A healthy circulation of talent mobility boosts quality
The race to attract and retain international talent is getting more competitive since it is believed that these ‘new brains’ will be able to generate the kind of ideas that will have a huge impact on innovation, industry and national development.
I firmly believe that governments should not constrain academic mobility, but provide more flexibility for students and academics to develop their professional abilities. However, there remain questions about whether there is an inherent danger if governments do not limit student outflow.
For some developed countries like the United States, Australia and Canada, student outflow is never an issue. The OECD has shown how knowledge flows related to the emigration of skilled talent can provide benefits to both sending and receiving countries.
Sending researchers and scientists abroad can create a conduit for the flow of knowledge and technology back to the country of origin. Social and other connections also increase the probability that knowledge will continue to flow back, even after talent moves back or moves away. For some developing countries, diaspora networks play a vital role in developing their science and technology capacity.
As president of one of the leading universities in Taiwan, I strongly support the international mobility of students, faculty and staff. It provides more opportunities for international co-authored academic articles. Measured in terms of citations, the impact of collaborative work is higher than the average impact of work that is purely national.
International collaborations directly contribute to the quality of our research outputs and also bring innovative ideas and advanced technology.
Furthermore, all of this adds value to the university’s reputation and ranking, which indirectly assists in attracting funding resources and other opportunities.

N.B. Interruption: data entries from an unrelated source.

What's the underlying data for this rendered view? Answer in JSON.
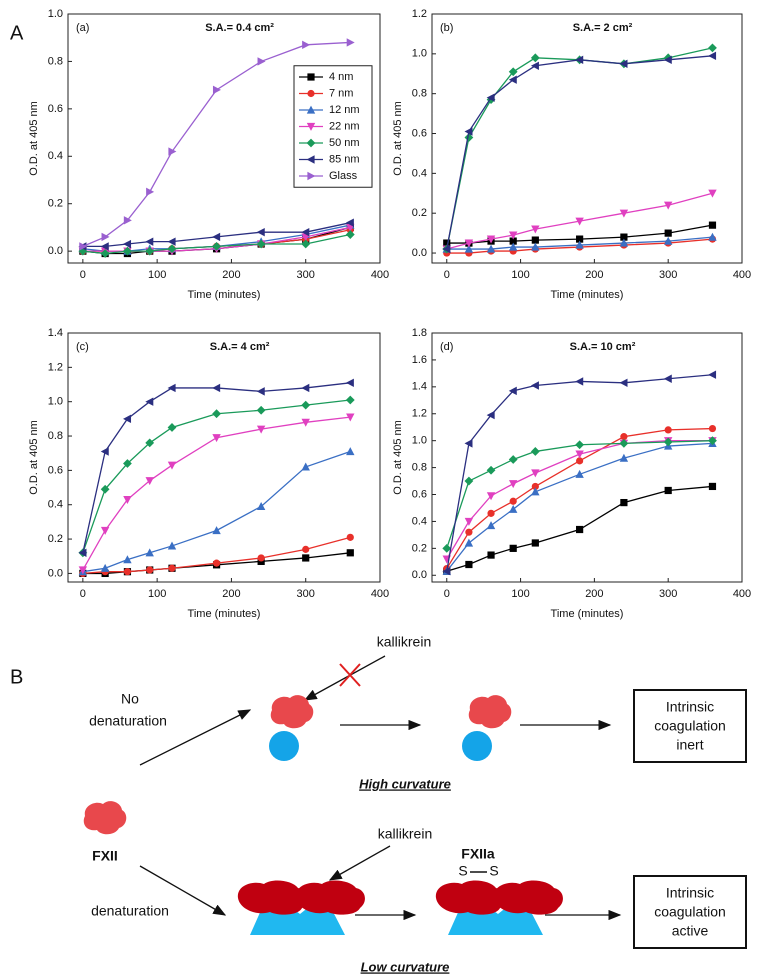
{
  "figure_labels": [
    "A",
    "B"
  ],
  "chart_data": [
    {
      "type": "line",
      "panel": "(a)",
      "title": "S.A.= 0.4 cm²",
      "x_label": "Time (minutes)",
      "y_label": "O.D. at 405 nm",
      "x": [
        0,
        30,
        60,
        90,
        120,
        180,
        240,
        300,
        360
      ],
      "xlim": [
        -20,
        400
      ],
      "xticks": [
        0,
        100,
        200,
        300,
        400
      ],
      "ylim": [
        -0.05,
        1.0
      ],
      "yticks": [
        {
          "value": 0,
          "label": "0.0"
        },
        0.2,
        0.4,
        0.6,
        0.8,
        {
          "value": 1,
          "label": "1.0"
        }
      ],
      "legend": "center right",
      "series": [
        {
          "name": "4 nm",
          "color": "#000000",
          "marker": "square",
          "values": [
            0.0,
            -0.01,
            -0.01,
            0.0,
            0.0,
            0.01,
            0.03,
            0.05,
            0.1
          ]
        },
        {
          "name": "7 nm",
          "color": "#e8302a",
          "marker": "circle",
          "values": [
            0.0,
            0.0,
            0.0,
            0.0,
            0.01,
            0.02,
            0.03,
            0.05,
            0.09
          ]
        },
        {
          "name": "12 nm",
          "color": "#3a6fc4",
          "marker": "triangle-up",
          "values": [
            0.01,
            0.0,
            0.0,
            0.01,
            0.01,
            0.02,
            0.04,
            0.07,
            0.11
          ]
        },
        {
          "name": "22 nm",
          "color": "#e040c0",
          "marker": "triangle-down",
          "values": [
            0.0,
            0.0,
            0.0,
            0.0,
            0.0,
            0.01,
            0.03,
            0.06,
            0.1
          ]
        },
        {
          "name": "50 nm",
          "color": "#1a9a5a",
          "marker": "diamond",
          "values": [
            0.0,
            -0.01,
            0.0,
            0.0,
            0.01,
            0.02,
            0.03,
            0.03,
            0.07
          ]
        },
        {
          "name": "85 nm",
          "color": "#2b2f80",
          "marker": "triangle-left",
          "values": [
            0.02,
            0.02,
            0.03,
            0.04,
            0.04,
            0.06,
            0.08,
            0.08,
            0.12
          ]
        },
        {
          "name": "Glass",
          "color": "#9a60d0",
          "marker": "triangle-right",
          "values": [
            0.02,
            0.06,
            0.13,
            0.25,
            0.42,
            0.68,
            0.8,
            0.87,
            0.88
          ]
        }
      ]
    },
    {
      "type": "line",
      "panel": "(b)",
      "title": "S.A.= 2 cm²",
      "x_label": "Time (minutes)",
      "y_label": "O.D. at 405 nm",
      "x": [
        0,
        30,
        60,
        90,
        120,
        180,
        240,
        300,
        360
      ],
      "xlim": [
        -20,
        400
      ],
      "xticks": [
        0,
        100,
        200,
        300,
        400
      ],
      "ylim": [
        -0.05,
        1.2
      ],
      "yticks": [
        {
          "value": 0,
          "label": "0.0"
        },
        0.2,
        0.4,
        0.6,
        0.8,
        {
          "value": 1,
          "label": "1.0"
        },
        1.2
      ],
      "series": [
        {
          "color": "#000000",
          "marker": "square",
          "values": [
            0.05,
            0.05,
            0.06,
            0.06,
            0.065,
            0.07,
            0.08,
            0.1,
            0.14
          ]
        },
        {
          "color": "#e8302a",
          "marker": "circle",
          "values": [
            0.0,
            0.0,
            0.01,
            0.01,
            0.02,
            0.03,
            0.04,
            0.05,
            0.07
          ]
        },
        {
          "color": "#3a6fc4",
          "marker": "triangle-up",
          "values": [
            0.02,
            0.02,
            0.02,
            0.03,
            0.03,
            0.04,
            0.05,
            0.06,
            0.08
          ]
        },
        {
          "color": "#e040c0",
          "marker": "triangle-down",
          "values": [
            0.02,
            0.05,
            0.07,
            0.09,
            0.12,
            0.16,
            0.2,
            0.24,
            0.3
          ]
        },
        {
          "color": "#1a9a5a",
          "marker": "diamond",
          "values": [
            0.02,
            0.58,
            0.77,
            0.91,
            0.98,
            0.97,
            0.95,
            0.98,
            1.03
          ]
        },
        {
          "color": "#2b2f80",
          "marker": "triangle-left",
          "values": [
            0.02,
            0.61,
            0.78,
            0.87,
            0.94,
            0.97,
            0.95,
            0.97,
            0.99
          ]
        }
      ]
    },
    {
      "type": "line",
      "panel": "(c)",
      "title": "S.A.= 4 cm²",
      "x_label": "Time (minutes)",
      "y_label": "O.D. at 405 nm",
      "x": [
        0,
        30,
        60,
        90,
        120,
        180,
        240,
        300,
        360
      ],
      "xlim": [
        -20,
        400
      ],
      "xticks": [
        0,
        100,
        200,
        300,
        400
      ],
      "ylim": [
        -0.05,
        1.4
      ],
      "yticks": [
        {
          "value": 0,
          "label": "0.0"
        },
        0.2,
        0.4,
        0.6,
        0.8,
        {
          "value": 1,
          "label": "1.0"
        },
        1.2,
        1.4
      ],
      "series": [
        {
          "color": "#000000",
          "marker": "square",
          "values": [
            0.0,
            0.0,
            0.01,
            0.02,
            0.03,
            0.05,
            0.07,
            0.09,
            0.12
          ]
        },
        {
          "color": "#e8302a",
          "marker": "circle",
          "values": [
            0.0,
            0.01,
            0.01,
            0.02,
            0.03,
            0.06,
            0.09,
            0.14,
            0.21
          ]
        },
        {
          "color": "#3a6fc4",
          "marker": "triangle-up",
          "values": [
            0.01,
            0.03,
            0.08,
            0.12,
            0.16,
            0.25,
            0.39,
            0.62,
            0.71
          ]
        },
        {
          "color": "#e040c0",
          "marker": "triangle-down",
          "values": [
            0.02,
            0.25,
            0.43,
            0.54,
            0.63,
            0.79,
            0.84,
            0.88,
            0.91
          ]
        },
        {
          "color": "#1a9a5a",
          "marker": "diamond",
          "values": [
            0.12,
            0.49,
            0.64,
            0.76,
            0.85,
            0.93,
            0.95,
            0.98,
            1.01
          ]
        },
        {
          "color": "#2b2f80",
          "marker": "triangle-left",
          "values": [
            0.12,
            0.71,
            0.9,
            1.0,
            1.08,
            1.08,
            1.06,
            1.08,
            1.11
          ]
        }
      ]
    },
    {
      "type": "line",
      "panel": "(d)",
      "title": "S.A.= 10 cm²",
      "x_label": "Time (minutes)",
      "y_label": "O.D. at 405 nm",
      "x": [
        0,
        30,
        60,
        90,
        120,
        180,
        240,
        300,
        360
      ],
      "xlim": [
        -20,
        400
      ],
      "xticks": [
        0,
        100,
        200,
        300,
        400
      ],
      "ylim": [
        -0.05,
        1.8
      ],
      "yticks": [
        {
          "value": 0,
          "label": "0.0"
        },
        0.2,
        0.4,
        0.6,
        0.8,
        {
          "value": 1,
          "label": "1.0"
        },
        1.2,
        1.4,
        1.6,
        1.8
      ],
      "series": [
        {
          "color": "#000000",
          "marker": "square",
          "values": [
            0.03,
            0.08,
            0.15,
            0.2,
            0.24,
            0.34,
            0.54,
            0.63,
            0.66
          ]
        },
        {
          "color": "#e8302a",
          "marker": "circle",
          "values": [
            0.05,
            0.32,
            0.46,
            0.55,
            0.66,
            0.85,
            1.03,
            1.08,
            1.09
          ]
        },
        {
          "color": "#3a6fc4",
          "marker": "triangle-up",
          "values": [
            0.03,
            0.24,
            0.37,
            0.49,
            0.62,
            0.75,
            0.87,
            0.96,
            0.98
          ]
        },
        {
          "color": "#e040c0",
          "marker": "triangle-down",
          "values": [
            0.12,
            0.4,
            0.59,
            0.68,
            0.76,
            0.9,
            0.98,
            1.0,
            1.0
          ]
        },
        {
          "color": "#1a9a5a",
          "marker": "diamond",
          "values": [
            0.2,
            0.7,
            0.78,
            0.86,
            0.92,
            0.97,
            0.98,
            0.99,
            1.0
          ]
        },
        {
          "color": "#2b2f80",
          "marker": "triangle-left",
          "values": [
            0.03,
            0.98,
            1.19,
            1.37,
            1.41,
            1.44,
            1.43,
            1.46,
            1.49
          ]
        }
      ]
    }
  ],
  "diagram": {
    "start": "FXII",
    "upper_branch": [
      "No",
      "denaturation"
    ],
    "lower_branch": "denaturation",
    "enzyme_top": "kallikrein",
    "enzyme_bottom": "kallikrein",
    "product": "FXIIa",
    "bond": [
      "S",
      "S"
    ],
    "caption_top": "High curvature",
    "caption_bottom": "Low curvature",
    "outcome_top": [
      "Intrinsic",
      "coagulation",
      "inert"
    ],
    "outcome_bottom": [
      "Intrinsic",
      "coagulation",
      "active"
    ]
  }
}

So, maybe a more proactive way to support talent outflow is to view it as a positive catalyst for brain circulation. People have often argued that brain circulation will harm the originating country, in particular developing countries. Yet, speaking from a global development perspective, the movement of skilled people to places where they can be more productive adds value to both the originating country and the country they move to.
In addition, the potential number of skilled people leaving their countries of origin is greater than the job opportunities that actually exist in destination countries. In other words, the mobility phenomenon has an added value to education in the originating country for those who do not succeed in finding a job abroad and who remain in their home countries.

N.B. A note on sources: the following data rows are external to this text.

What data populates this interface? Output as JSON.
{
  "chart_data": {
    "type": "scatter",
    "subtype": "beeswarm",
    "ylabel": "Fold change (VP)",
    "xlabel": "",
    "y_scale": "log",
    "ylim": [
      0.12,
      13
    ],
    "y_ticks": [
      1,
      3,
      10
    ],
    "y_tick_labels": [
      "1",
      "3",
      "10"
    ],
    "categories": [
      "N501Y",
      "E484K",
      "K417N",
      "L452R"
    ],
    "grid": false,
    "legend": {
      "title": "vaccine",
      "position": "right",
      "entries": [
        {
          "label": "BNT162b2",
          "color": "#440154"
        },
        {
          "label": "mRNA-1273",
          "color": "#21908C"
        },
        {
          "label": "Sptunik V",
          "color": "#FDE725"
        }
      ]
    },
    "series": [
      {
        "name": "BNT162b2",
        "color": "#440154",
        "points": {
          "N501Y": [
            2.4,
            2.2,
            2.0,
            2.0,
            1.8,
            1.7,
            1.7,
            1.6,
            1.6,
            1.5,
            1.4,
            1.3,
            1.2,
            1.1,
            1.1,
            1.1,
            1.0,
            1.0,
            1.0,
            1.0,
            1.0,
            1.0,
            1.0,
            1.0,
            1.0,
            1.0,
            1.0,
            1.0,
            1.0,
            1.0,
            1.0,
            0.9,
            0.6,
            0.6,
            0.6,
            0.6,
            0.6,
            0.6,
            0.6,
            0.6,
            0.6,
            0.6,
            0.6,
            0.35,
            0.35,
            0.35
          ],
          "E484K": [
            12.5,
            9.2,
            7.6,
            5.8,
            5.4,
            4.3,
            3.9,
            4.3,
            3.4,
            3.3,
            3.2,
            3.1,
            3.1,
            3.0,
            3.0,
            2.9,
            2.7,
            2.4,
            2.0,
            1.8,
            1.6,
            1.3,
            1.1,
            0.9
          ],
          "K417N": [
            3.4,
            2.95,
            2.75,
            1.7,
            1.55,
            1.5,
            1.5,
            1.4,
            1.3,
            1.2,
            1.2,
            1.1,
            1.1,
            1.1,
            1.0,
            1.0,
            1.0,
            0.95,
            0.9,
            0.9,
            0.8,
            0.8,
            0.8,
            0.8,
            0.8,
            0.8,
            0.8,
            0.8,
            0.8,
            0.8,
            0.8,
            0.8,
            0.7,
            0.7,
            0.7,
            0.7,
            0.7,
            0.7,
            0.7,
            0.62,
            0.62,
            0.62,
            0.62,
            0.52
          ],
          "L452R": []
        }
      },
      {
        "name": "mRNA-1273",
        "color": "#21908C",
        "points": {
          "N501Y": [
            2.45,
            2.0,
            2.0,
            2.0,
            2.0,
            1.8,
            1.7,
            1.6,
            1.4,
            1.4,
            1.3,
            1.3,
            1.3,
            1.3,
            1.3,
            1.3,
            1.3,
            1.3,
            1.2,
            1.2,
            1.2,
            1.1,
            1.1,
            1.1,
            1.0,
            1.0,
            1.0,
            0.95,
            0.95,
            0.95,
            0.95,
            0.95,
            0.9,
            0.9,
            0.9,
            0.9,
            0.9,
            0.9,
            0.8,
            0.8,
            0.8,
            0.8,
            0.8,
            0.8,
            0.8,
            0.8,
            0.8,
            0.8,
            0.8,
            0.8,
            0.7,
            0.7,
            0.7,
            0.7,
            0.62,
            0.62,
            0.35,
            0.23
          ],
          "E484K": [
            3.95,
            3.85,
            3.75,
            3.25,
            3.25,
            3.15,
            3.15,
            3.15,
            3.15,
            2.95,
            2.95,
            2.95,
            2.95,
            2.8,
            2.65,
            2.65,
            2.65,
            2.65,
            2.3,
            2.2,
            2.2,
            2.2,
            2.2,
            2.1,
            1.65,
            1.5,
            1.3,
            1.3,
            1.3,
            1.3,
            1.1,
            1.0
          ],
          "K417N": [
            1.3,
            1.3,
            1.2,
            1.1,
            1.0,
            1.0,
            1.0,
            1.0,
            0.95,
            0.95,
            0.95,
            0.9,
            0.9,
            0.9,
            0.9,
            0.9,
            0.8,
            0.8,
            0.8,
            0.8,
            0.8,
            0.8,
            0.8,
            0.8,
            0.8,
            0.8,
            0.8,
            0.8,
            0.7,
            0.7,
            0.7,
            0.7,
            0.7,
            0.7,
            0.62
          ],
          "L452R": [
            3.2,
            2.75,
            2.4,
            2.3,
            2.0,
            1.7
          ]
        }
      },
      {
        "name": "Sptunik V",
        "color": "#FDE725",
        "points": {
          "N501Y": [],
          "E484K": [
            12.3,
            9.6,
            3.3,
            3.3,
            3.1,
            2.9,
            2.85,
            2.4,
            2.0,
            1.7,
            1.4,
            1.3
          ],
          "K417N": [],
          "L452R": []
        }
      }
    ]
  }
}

Economically, the often circulatory flows of individuals create networks and exchanges between countries of origin and those countries which have hosted them. Finally, these skilled people also contribute to a net increase in the formation of human capital in their country. Brain circulation is therefore a win-win for both countries.
I would therefore argue strongly against any reduction in the international outflow of academic talent.
An unstoppable force
Recent OECD reports show that international mobility will continue to grow. From an academic perspective, the international nature of the research community makes this outflow an unstoppable force. Knowledge sharing, collaboration, research networks and research mobility are now vital concepts for our research and professional communities.

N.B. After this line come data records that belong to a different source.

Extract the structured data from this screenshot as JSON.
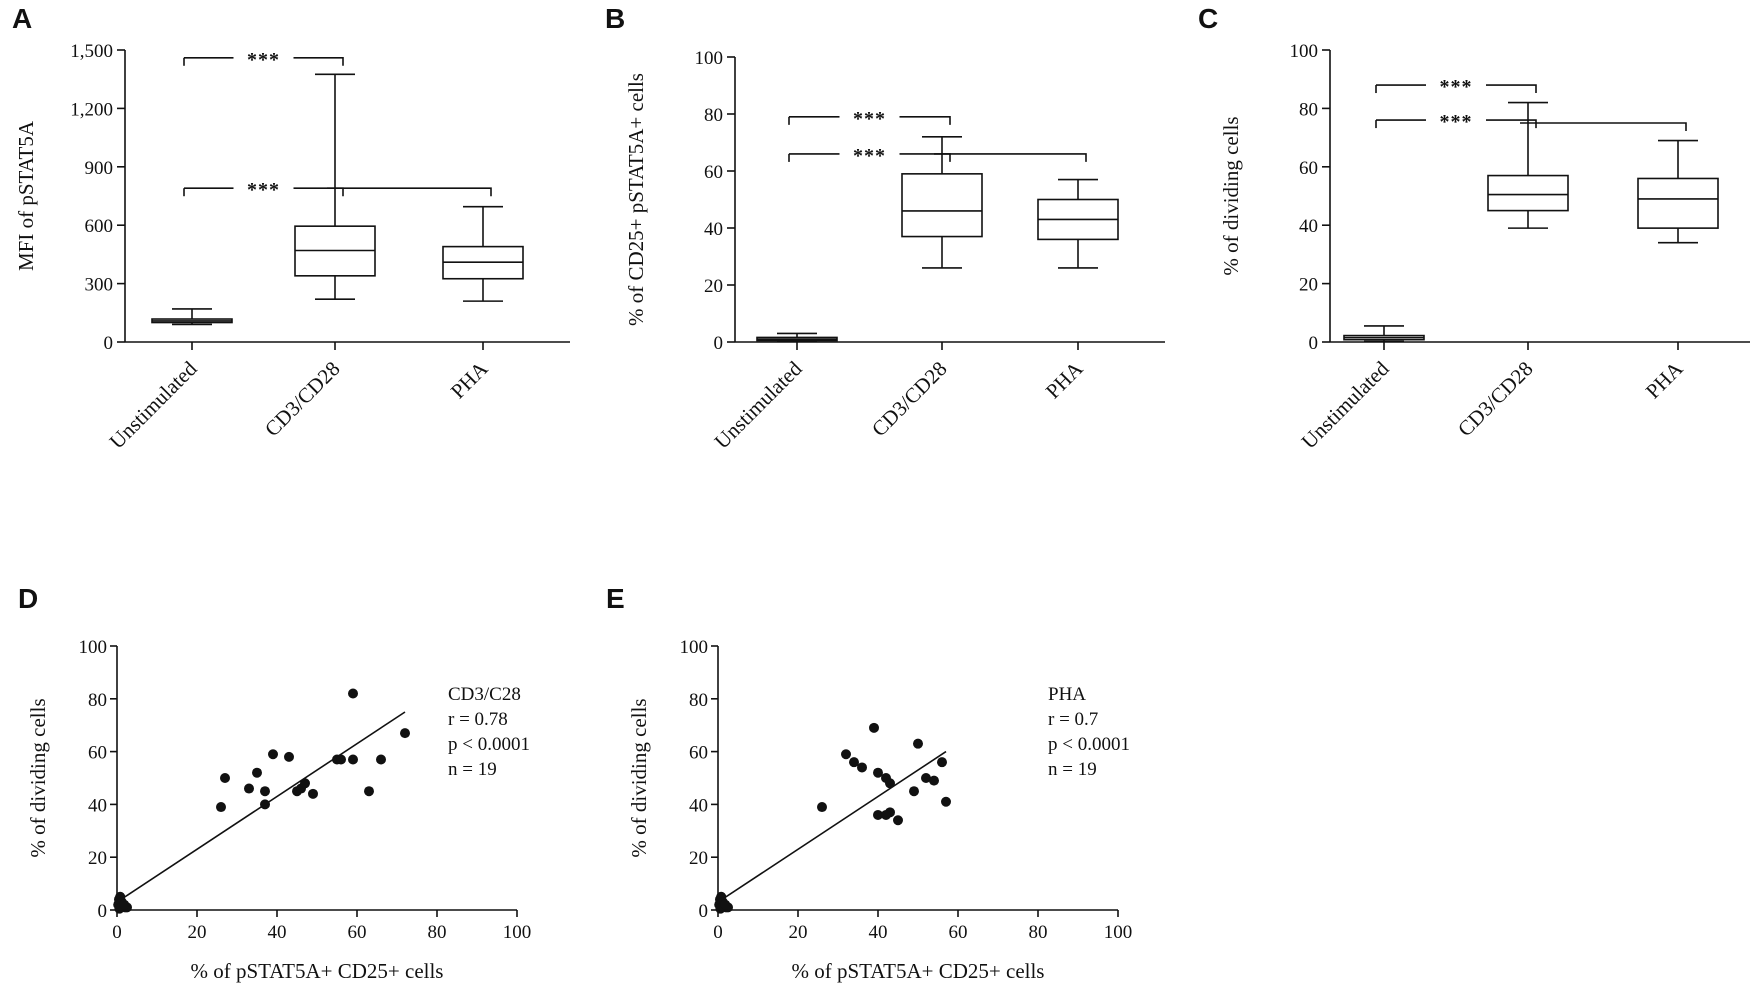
{
  "chart_data": [
    {
      "panel": "A",
      "type": "box",
      "ylabel": "MFI of pSTAT5A",
      "ylim": [
        0,
        1500
      ],
      "yticks": [
        0,
        300,
        600,
        900,
        1200,
        1500
      ],
      "ytick_labels": [
        "0",
        "300",
        "600",
        "900",
        "1,200",
        "1,500"
      ],
      "categories": [
        "Unstimulated",
        "CD3/CD28",
        "PHA"
      ],
      "boxes": [
        {
          "min": 90,
          "q1": 100,
          "median": 108,
          "q3": 118,
          "max": 170
        },
        {
          "min": 220,
          "q1": 340,
          "median": 470,
          "q3": 595,
          "max": 1375
        },
        {
          "min": 210,
          "q1": 325,
          "median": 410,
          "q3": 490,
          "max": 695
        }
      ],
      "brackets": [
        {
          "from": 0,
          "to": 1,
          "y": 1460,
          "label": "***"
        },
        {
          "from": 0,
          "to": 1,
          "y": 790,
          "label": "***"
        },
        {
          "from": 1,
          "to": 2,
          "y": 790,
          "label": ""
        }
      ]
    },
    {
      "panel": "B",
      "type": "box",
      "ylabel": "% of CD25+ pSTAT5A+ cells",
      "ylim": [
        0,
        100
      ],
      "yticks": [
        0,
        20,
        40,
        60,
        80,
        100
      ],
      "ytick_labels": [
        "0",
        "20",
        "40",
        "60",
        "80",
        "100"
      ],
      "categories": [
        "Unstimulated",
        "CD3/CD28",
        "PHA"
      ],
      "boxes": [
        {
          "min": 0.2,
          "q1": 0.5,
          "median": 1.0,
          "q3": 1.6,
          "max": 3.0
        },
        {
          "min": 26,
          "q1": 37,
          "median": 46,
          "q3": 59,
          "max": 72
        },
        {
          "min": 26,
          "q1": 36,
          "median": 43,
          "q3": 50,
          "max": 57
        }
      ],
      "brackets": [
        {
          "from": 0,
          "to": 1,
          "y": 79,
          "label": "***"
        },
        {
          "from": 0,
          "to": 1,
          "y": 66,
          "label": "***"
        },
        {
          "from": 1,
          "to": 2,
          "y": 66,
          "label": ""
        }
      ]
    },
    {
      "panel": "C",
      "type": "box",
      "ylabel": "% of dividing cells",
      "ylim": [
        0,
        100
      ],
      "yticks": [
        0,
        20,
        40,
        60,
        80,
        100
      ],
      "ytick_labels": [
        "0",
        "20",
        "40",
        "60",
        "80",
        "100"
      ],
      "categories": [
        "Unstimulated",
        "CD3/CD28",
        "PHA"
      ],
      "boxes": [
        {
          "min": 0.2,
          "q1": 0.8,
          "median": 1.5,
          "q3": 2.2,
          "max": 5.5
        },
        {
          "min": 39,
          "q1": 45,
          "median": 50.5,
          "q3": 57,
          "max": 82
        },
        {
          "min": 34,
          "q1": 39,
          "median": 49,
          "q3": 56,
          "max": 69
        }
      ],
      "brackets": [
        {
          "from": 0,
          "to": 1,
          "y": 88,
          "label": "***"
        },
        {
          "from": 0,
          "to": 1,
          "y": 76,
          "label": "***"
        },
        {
          "from": 1,
          "to": 2,
          "y": 75,
          "label": ""
        }
      ]
    },
    {
      "panel": "D",
      "type": "scatter",
      "xlabel": "% of pSTAT5A+ CD25+ cells",
      "ylabel": "% of dividing cells",
      "xlim": [
        0,
        100
      ],
      "ylim": [
        0,
        100
      ],
      "xticks": [
        0,
        20,
        40,
        60,
        80,
        100
      ],
      "yticks": [
        0,
        20,
        40,
        60,
        80,
        100
      ],
      "stats": [
        "CD3/C28",
        "r = 0.78",
        "p < 0.0001",
        "n = 19"
      ],
      "regression": {
        "x1": 0,
        "y1": 3,
        "x2": 72,
        "y2": 75
      },
      "x": [
        0.3,
        0.5,
        0.8,
        1.0,
        1.2,
        1.5,
        2.0,
        2.5,
        0.6,
        1.8,
        26,
        27,
        33,
        35,
        37,
        37,
        39,
        43,
        45,
        46,
        47,
        49,
        55,
        56,
        59,
        59,
        63,
        66,
        72
      ],
      "y": [
        2,
        4,
        5,
        1,
        3,
        2,
        1,
        1,
        0.5,
        2,
        39,
        50,
        46,
        52,
        45,
        40,
        59,
        58,
        45,
        46,
        48,
        44,
        57,
        57,
        57,
        82,
        45,
        57,
        67
      ]
    },
    {
      "panel": "E",
      "type": "scatter",
      "xlabel": "% of pSTAT5A+ CD25+ cells",
      "ylabel": "% of dividing cells",
      "xlim": [
        0,
        100
      ],
      "ylim": [
        0,
        100
      ],
      "xticks": [
        0,
        20,
        40,
        60,
        80,
        100
      ],
      "yticks": [
        0,
        20,
        40,
        60,
        80,
        100
      ],
      "stats": [
        "PHA",
        "r = 0.7",
        "p < 0.0001",
        "n = 19"
      ],
      "regression": {
        "x1": 0,
        "y1": 3,
        "x2": 57,
        "y2": 60
      },
      "x": [
        0.3,
        0.5,
        0.8,
        1.0,
        1.2,
        1.5,
        2.0,
        2.5,
        0.6,
        1.8,
        26,
        32,
        34,
        36,
        39,
        40,
        40,
        42,
        43,
        43,
        45,
        49,
        50,
        52,
        54,
        56,
        57,
        42
      ],
      "y": [
        2,
        4,
        5,
        1,
        3,
        2,
        1,
        1,
        0.5,
        2,
        39,
        59,
        56,
        54,
        69,
        52,
        36,
        50,
        37,
        48,
        34,
        45,
        63,
        50,
        49,
        56,
        41,
        36
      ]
    }
  ]
}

In addition, researchers’ interest in international collaboration and in relocation are motivated by a desire for better infrastructure and the opportunity to work with excellent partners. We all know that collaboration increases citation numbers and that it has become one of the main drivers of our universities.
Collaboration also provides researchers with access to external funding, resources and opportunities to work in international teams. The main driver of researcher mobility is a rewarding research experience.
It would be naïve to think that there is no risk involved in encouraging talent flow. However, since mobility is now the trend in the research community, we need to ensure that there is a healthy circulation of talent.
The key to this is for us to build the infrastructure that promotes frontline innovation, for instance, establishing centres of excellence for scientific research and framing the conditions for innovation in ways that attract highly skilled researchers. Increasing the salary and research funding for early stage researchers is another way of recruiting high potential researchers.
A country’s mobility strategy should focus on enhancing talent inflow, encouraging international collaboration and improving the infrastructure needed to facilitate research and collaboration with industry. In this way, we can create opportunities for research and innovation in the home country and catalyse a return flow of human capital. In turn we will build an international innovation network for a better, common future.
Dr Huey-Jen Jenny Su is president of the National Cheng Kung University, Taiwan. She recently debated this issue at a QS in Conversation event in London.